Once upon a time, chandeliers were a sort of status symbol; a symbol of wealth and sophistication. While the purpose of the fixture was to light the room, much care was given to make it a work of art. The earliest chandeliers held candles, of course, and were later converted to accommodate gas and electrical bulbs.
While many of the world's oldest and most opulent chandeliers are at home in European castles, some are found in the United States.
The White House boasts two famous chandeliers. The one located in the Blue Room is 79 x 36 feet, and takes the staff 2 days to clean. A beautiful crystal chandelier located in the Red Room, has held its place of honor since 1805.
The United States of America is a democracy, but it is not without 'royalty'; the aristocracy dating back to the days of the Industrial Revolution. One of those families is the Vanderbilt family. The Vanderbilt's Biltmore Estate is home to a wrought iron chandelier that lights the grand staircase with 72 lights.
Graceland, home of the late Elvis Presley, had a beautiful Italian cut glass chandelier installed in the dining room of his home that still gives the thousands of people who visit his home each year, to speak of its remarkable beauty.

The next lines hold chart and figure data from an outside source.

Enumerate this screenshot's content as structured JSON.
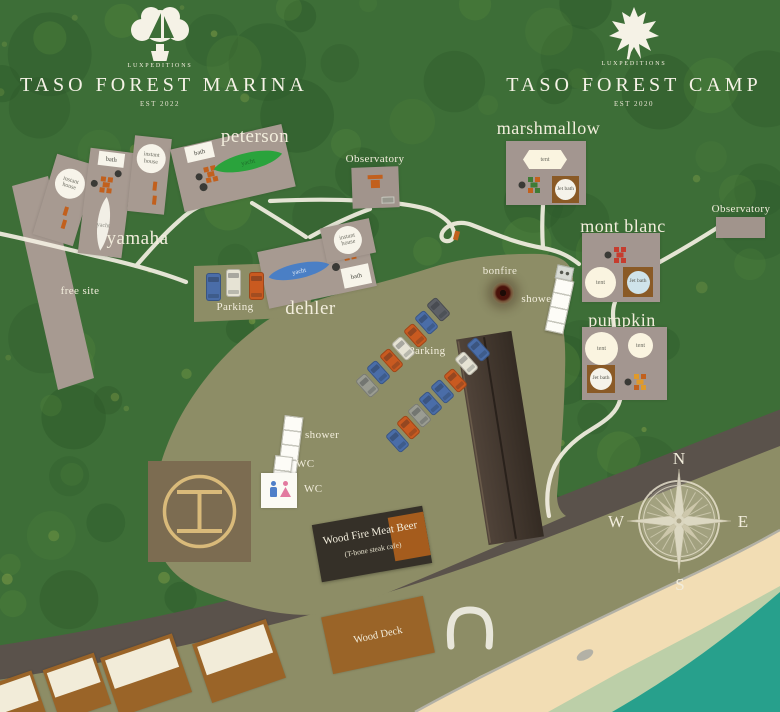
{
  "branding": {
    "marina": {
      "brand": "LUXPEDITIONS",
      "title": "TASO FOREST MARINA",
      "est": "EST 2022"
    },
    "camp": {
      "brand": "LUXPEDITIONS",
      "title": "TASO FOREST CAMP",
      "est": "EST 2020"
    }
  },
  "sites": {
    "marina": [
      "peterson",
      "yamaha",
      "dehler"
    ],
    "camp": [
      "marshmallow",
      "mont blanc",
      "pumpkin"
    ]
  },
  "labels": {
    "bath": "bath",
    "yacht": "yacht",
    "instant_house": "instant house",
    "tent": "tent",
    "jet_bath": "Jet bath",
    "observatory": "Observatory",
    "free_site": "free site",
    "parking": "Parking",
    "bonfire": "bonfire",
    "shower": "shower",
    "wc": "WC",
    "wood_deck": "Wood Deck"
  },
  "restaurant": {
    "name": "Wood Fire Meat Beer",
    "subtitle": "(T-bone steak cafe)"
  },
  "compass": {
    "n": "N",
    "e": "E",
    "s": "S",
    "w": "W"
  },
  "colors": {
    "forest": "#3d6e37",
    "ground": "#8d8d66",
    "building": "#a79a91",
    "sand": "#f2ddb4",
    "sea": "#27a08c",
    "road": "#5a524b",
    "path": "#f3efe2",
    "accent_orange": "#c2601d",
    "yacht_green": "#2aa33c",
    "yacht_blue": "#4a7fc5",
    "cabana_brown": "#9a6428",
    "text_cream": "#f3eedd"
  }
}
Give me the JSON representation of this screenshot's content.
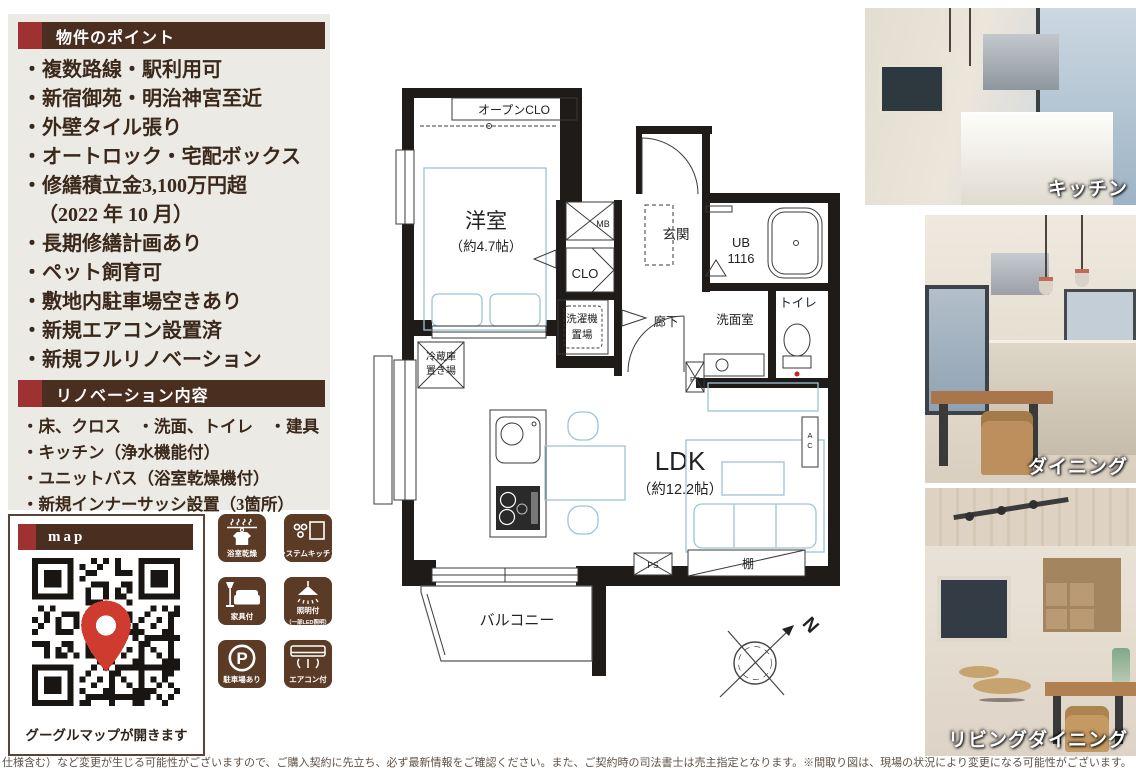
{
  "colors": {
    "accent_red": "#9e3132",
    "header_brown": "#4a2e20",
    "tile_brown": "#5b3a26",
    "text_brown": "#3a281a",
    "panel_bg": "#ECEAE5",
    "plan_furniture_blue": "#9fc4d8"
  },
  "points": {
    "header": "物件のポイント",
    "items": [
      "・複数路線・駅利用可",
      "・新宿御苑・明治神宮至近",
      "・外壁タイル張り",
      "・オートロック・宅配ボックス",
      "・修繕積立金3,100万円超",
      "（2022 年 10 月）",
      "・長期修繕計画あり",
      "・ペット飼育可",
      "・敷地内駐車場空きあり",
      "・新規エアコン設置済",
      "・新規フルリノベーション"
    ]
  },
  "renovation": {
    "header": "リノベーション内容",
    "items": [
      "・床、クロス　・洗面、トイレ　・建具",
      "・キッチン（浄水機能付）",
      "・ユニットバス（浴室乾燥機付）",
      "・新規インナーサッシ設置（3箇所）"
    ]
  },
  "map": {
    "header": "map",
    "caption": "グーグルマップが開きます"
  },
  "features": [
    {
      "icon": "bathroom-dryer-icon",
      "label": "浴室乾燥"
    },
    {
      "icon": "system-kitchen-icon",
      "label": "システムキッチン"
    },
    {
      "icon": "furniture-icon",
      "label": "家具付"
    },
    {
      "icon": "lighting-icon",
      "label": "照明付",
      "sub": "（一部LED照明）"
    },
    {
      "icon": "parking-icon",
      "label": "駐車場あり",
      "glyph": "P"
    },
    {
      "icon": "aircon-icon",
      "label": "エアコン付"
    }
  ],
  "floorplan": {
    "open_closet": "オープンCLO",
    "bedroom": "洋室",
    "bedroom_size": "（約4.7帖）",
    "mb": "MB",
    "clo": "CLO",
    "entrance": "玄関",
    "ub": "UB",
    "ub_size": "1116",
    "hallway": "廊下",
    "washer_line1": "洗濯機",
    "washer_line2": "置場",
    "washroom": "洗面室",
    "toilet": "トイレ",
    "fridge_line1": "冷蔵庫",
    "fridge_line2": "置き場",
    "ldk": "LDK",
    "ldk_size": "（約12.2帖）",
    "shelf": "棚",
    "ac_line1": "A",
    "ac_line2": "C",
    "ps": "PS",
    "balcony": "バルコニー",
    "north": "N"
  },
  "photos": [
    {
      "caption": "キッチン"
    },
    {
      "caption": "ダイニング"
    },
    {
      "caption": "リビングダイニング"
    }
  ],
  "disclaimer": "仕様含む）など変更が生じる可能性がございますので、ご購入契約に先立ち、必ず最新情報をご確認ください。また、ご契約時の司法書士は売主指定となります。※間取り図は、現場の状況により変更になる可能性がございます。"
}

The world's largest chandelier is located in the Dolmabahce Palace in Istanbul. The fixture, a gift from England's Queen Victoria, has 750 lamps and weighs over 4 tons!
Other 'famous' chandeliers include the one made of antlers in the lodge where Gaston sings his intentions to make Belle his wife in Disney's 'Beauty and the Beast', the chandelier that does not stand a chance in Steve Martin and Bonnie Hunt's new house in 'Cheaper by the Dozen', and of course, the chandelier which crashes dramatically to the floor in 'Phantom of the Opera'.
Today, chandeliers are not nearly the status symbol they once were. Chandeliers are available from any home improvement or lighting store. Chandeliers can be as simple or ornate as you want them to be, in any style you want, and with as wide of variety of lamp shades as there is for conventional lamps.